Urban Space in Contemporary Egyptian Literature: Portraits of Cairo by Mara Naaman

The third literary-oriented view of Cairo on this list, Urban Space in Contemporary Egyptian Literature, is broader in scope than the previous author’s volumes but is still masterfully coherent and cohesive. Written as part of a larger series concerning literature in the Islamic world, Literatures and Cultures of the Islamic World, this book is one of the many that revolve around Egyptian literature, focusing on Cairo.

It’s only natural as if there’s one city that demands this special treatment, it’s our beloved capital! Naaman puts Downtown Cairo at the centre and draws everything from and to it. She draws from several Egyptian novelists, urban studies scholarships, Arab literary criticism, and cultural theory, as she re-examines Cairo and its urban spaces to explain Egyptian literature and the Egyptian psyche.

Remaking The Modern: Space, Relocation, and the Politics of Identity in a Global Cairo by Farha Ghannam

It’s only fitting that the last book on this list is also the most relevant to Cairo’s current state and our understanding of its changes.
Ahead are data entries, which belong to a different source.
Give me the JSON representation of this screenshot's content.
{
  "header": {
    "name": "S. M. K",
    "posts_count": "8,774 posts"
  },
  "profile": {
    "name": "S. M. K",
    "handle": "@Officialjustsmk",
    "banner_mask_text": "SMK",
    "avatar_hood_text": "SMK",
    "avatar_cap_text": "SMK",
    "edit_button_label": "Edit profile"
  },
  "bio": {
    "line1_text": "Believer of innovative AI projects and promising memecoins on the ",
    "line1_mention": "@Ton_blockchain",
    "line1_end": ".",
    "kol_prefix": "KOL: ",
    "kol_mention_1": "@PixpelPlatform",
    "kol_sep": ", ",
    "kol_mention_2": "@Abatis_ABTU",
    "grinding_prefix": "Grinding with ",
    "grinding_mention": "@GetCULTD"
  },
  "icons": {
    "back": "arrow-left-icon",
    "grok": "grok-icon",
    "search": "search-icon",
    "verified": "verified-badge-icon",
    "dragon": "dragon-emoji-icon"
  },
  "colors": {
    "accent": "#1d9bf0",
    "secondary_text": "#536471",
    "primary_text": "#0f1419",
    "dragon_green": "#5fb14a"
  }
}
This detailed anthropological study goes back in time to Sadat’s plans of modernising Cairo in an attempt to make it an attractive capital for investors and tourists. One of the major changes included relocating Cairo’s poor to urban housing on the outskirts of the city.

Drawing on theories of globalisation and studies of Cairo’s inhabitants, Gahannam writes an illuminating analysis of urban engineering in Cairo and the changes affecting how those inhabitants, mostly from the working class, adjusted to and treated globalisation. A revealing study of Cairo, this book shows us how the city came to fit this ‘modern’ frame through its internal workings.